I was well aware of the importance of water, having become violently ill in Scotland and Egypt just for brushing my teeth with the spigot water. How delighted I was to learn that the water in the hotel was safe for consumption. In a land replete with water, after I tried the medicinal taste, I was without any way to slake my thirst until I discovered there was a store in town that sold water. Robert and I would ride the bus to town in the impossible heat to purchase a gallon each, which we drank before we could get back and chill it in the hotel. Coleridge’s lines, “…water, water everywhere nor any drop to drink” meant much more to me after the Amazon trip.

Finally, we were on our way out into the jungle. While waiting for the motor boat to carry us into the far reaches, I placed my fingers in the water to cool them. An employee looked amazed, horrified or delighted and said, “You know there are piranhas in there!” At last, I understood the situation was real and quickly removed my fingers. Everyone knew they were to wear pants and covered shoes, I thought for the chance of mosquitoes. When we moved into canoes paddled by natives and saw long-nosed crocodiles eagerly slide from the banks to greet us, I realized a real reason existed for sitting still. There were no cushions or padding in canoes, just boards. Also, as long as my legs are, there really was not room for any relaxing. Even though I was much younger then, I experienced stiffness! The environment looked just exactly as pictured in National Geographic, so I was enthused. I was thankful that we were traveling by canoe; I know we would have been hacking our way with machetes on land.

We went to floating houses -- actually one room and porch houses -- where some natives lived. Their whole families stayed there and gained their food from the river. Children played with monkeys, perhaps ones who meat added to their diet. I have never understood why photographers always want me in their pictures! This time was no different, except that the owner of the boat had a pet python which he added to the filming. I did not agree to be involved! The snake was larger than my arm, and who knows whether he had recently been fed! A gentleman did pose and added his lit pipe to the snake’s mouth, eliciting a warning hiss.
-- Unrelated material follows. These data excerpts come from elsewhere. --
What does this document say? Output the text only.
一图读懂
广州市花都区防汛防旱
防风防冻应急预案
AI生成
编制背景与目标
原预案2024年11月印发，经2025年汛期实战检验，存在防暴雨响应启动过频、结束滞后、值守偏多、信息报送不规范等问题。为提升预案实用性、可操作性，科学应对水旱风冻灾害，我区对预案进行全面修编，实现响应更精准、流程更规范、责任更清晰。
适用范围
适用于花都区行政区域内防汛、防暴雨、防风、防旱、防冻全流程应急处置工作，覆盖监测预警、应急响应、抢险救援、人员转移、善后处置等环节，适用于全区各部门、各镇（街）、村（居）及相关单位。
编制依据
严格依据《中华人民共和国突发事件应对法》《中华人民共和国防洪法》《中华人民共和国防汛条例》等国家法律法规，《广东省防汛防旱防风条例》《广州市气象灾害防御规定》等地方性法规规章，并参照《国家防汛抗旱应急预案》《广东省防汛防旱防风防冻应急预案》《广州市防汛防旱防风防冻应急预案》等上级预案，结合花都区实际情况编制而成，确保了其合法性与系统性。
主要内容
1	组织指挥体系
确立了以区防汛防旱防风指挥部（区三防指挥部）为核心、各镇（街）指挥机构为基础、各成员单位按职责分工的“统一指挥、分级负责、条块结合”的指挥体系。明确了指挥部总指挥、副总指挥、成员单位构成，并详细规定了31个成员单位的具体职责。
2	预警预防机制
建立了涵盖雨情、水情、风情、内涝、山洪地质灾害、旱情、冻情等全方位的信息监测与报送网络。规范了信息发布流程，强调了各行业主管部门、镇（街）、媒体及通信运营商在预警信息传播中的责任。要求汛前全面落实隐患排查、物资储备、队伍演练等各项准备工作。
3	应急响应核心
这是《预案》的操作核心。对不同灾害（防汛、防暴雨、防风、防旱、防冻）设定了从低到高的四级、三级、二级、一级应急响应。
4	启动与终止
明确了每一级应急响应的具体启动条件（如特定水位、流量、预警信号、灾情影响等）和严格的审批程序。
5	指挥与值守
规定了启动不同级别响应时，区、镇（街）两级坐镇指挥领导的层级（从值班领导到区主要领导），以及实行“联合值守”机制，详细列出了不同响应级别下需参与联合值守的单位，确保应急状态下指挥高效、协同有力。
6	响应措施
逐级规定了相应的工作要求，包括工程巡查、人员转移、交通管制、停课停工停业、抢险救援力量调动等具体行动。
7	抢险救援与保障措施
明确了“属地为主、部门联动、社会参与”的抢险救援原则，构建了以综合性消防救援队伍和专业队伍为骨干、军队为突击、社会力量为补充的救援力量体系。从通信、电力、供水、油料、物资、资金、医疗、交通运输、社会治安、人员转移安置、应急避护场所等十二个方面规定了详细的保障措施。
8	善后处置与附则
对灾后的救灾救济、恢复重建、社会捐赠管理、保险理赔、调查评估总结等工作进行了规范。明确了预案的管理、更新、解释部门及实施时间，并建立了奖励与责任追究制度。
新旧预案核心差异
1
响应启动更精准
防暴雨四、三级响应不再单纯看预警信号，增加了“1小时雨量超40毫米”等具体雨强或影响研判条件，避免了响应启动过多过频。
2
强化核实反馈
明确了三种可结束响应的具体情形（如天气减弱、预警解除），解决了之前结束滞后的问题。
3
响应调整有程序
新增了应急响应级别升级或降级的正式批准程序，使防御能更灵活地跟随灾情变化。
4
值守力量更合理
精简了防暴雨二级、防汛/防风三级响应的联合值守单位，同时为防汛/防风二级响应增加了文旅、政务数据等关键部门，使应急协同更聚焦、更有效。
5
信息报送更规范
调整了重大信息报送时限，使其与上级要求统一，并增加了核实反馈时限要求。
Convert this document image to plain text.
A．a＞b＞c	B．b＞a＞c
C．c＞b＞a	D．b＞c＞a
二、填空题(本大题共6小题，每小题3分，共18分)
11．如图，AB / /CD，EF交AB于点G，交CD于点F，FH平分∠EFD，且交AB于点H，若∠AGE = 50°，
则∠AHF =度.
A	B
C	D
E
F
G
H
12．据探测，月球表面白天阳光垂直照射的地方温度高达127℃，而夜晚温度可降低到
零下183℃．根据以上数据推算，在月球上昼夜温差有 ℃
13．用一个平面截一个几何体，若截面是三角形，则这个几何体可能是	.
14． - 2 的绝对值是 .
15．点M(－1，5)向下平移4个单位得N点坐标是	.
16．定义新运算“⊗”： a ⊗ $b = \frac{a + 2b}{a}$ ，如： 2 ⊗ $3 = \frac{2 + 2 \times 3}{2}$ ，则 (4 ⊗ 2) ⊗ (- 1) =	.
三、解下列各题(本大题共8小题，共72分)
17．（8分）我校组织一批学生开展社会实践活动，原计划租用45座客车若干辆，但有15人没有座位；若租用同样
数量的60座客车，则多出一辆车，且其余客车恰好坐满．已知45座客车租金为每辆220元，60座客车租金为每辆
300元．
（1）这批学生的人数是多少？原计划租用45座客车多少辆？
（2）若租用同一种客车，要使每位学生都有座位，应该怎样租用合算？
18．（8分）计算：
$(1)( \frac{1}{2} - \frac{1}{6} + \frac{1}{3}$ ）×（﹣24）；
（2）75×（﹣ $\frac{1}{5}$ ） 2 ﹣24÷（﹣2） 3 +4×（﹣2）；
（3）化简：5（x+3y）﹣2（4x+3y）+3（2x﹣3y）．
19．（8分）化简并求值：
Our food was fish and rice prepared on a floating barge. Thankfully, the fish did not, as in China, have its head and eyes left for decoration! My husband was very disappointed to find that the two day and night tent trip on land was either too expensive, sold out or not available to us. I was thankful for the lack; I did not enjoy the thought of huge snakes entering my sleeping bag to keep warm or crawling insects’ visits! I was charmed by the trip and thankful to have seen the wonders of nature.

I did not expect more adventures since we were leaving to catch the airplane home. The hotel had received our money and had a new set of tourists. Big surprise -- no plane arrived! Our last night was spent in a type of barracks with no air conditioning and Spartan accommodations. The young missionaries joining us were delighted because they had been sleeping in the company of tarantulas. The only food available was very stale crackers, probably left from prehistoric time. The next morning, the plane arrived -- a “crop duster.” When the aircraft rose, it encountered much turbulence, tossing the stewardess and passengers around and dousing everyone with tepid Coca-Cola! Finally, a calm came, and then we were treated to a double rainbow, the first one I ever saw and very vivid! What a wonderful way for nature to help us bid good-bye to the jungle!

No matter where an individual may go, what is available is different. The older I get, the more I enjoy “visiting” by watching specials on television in the comfort of an air conditioned home with clean water readily available. Possibly, I might be unable to get out of those canoes and walk now.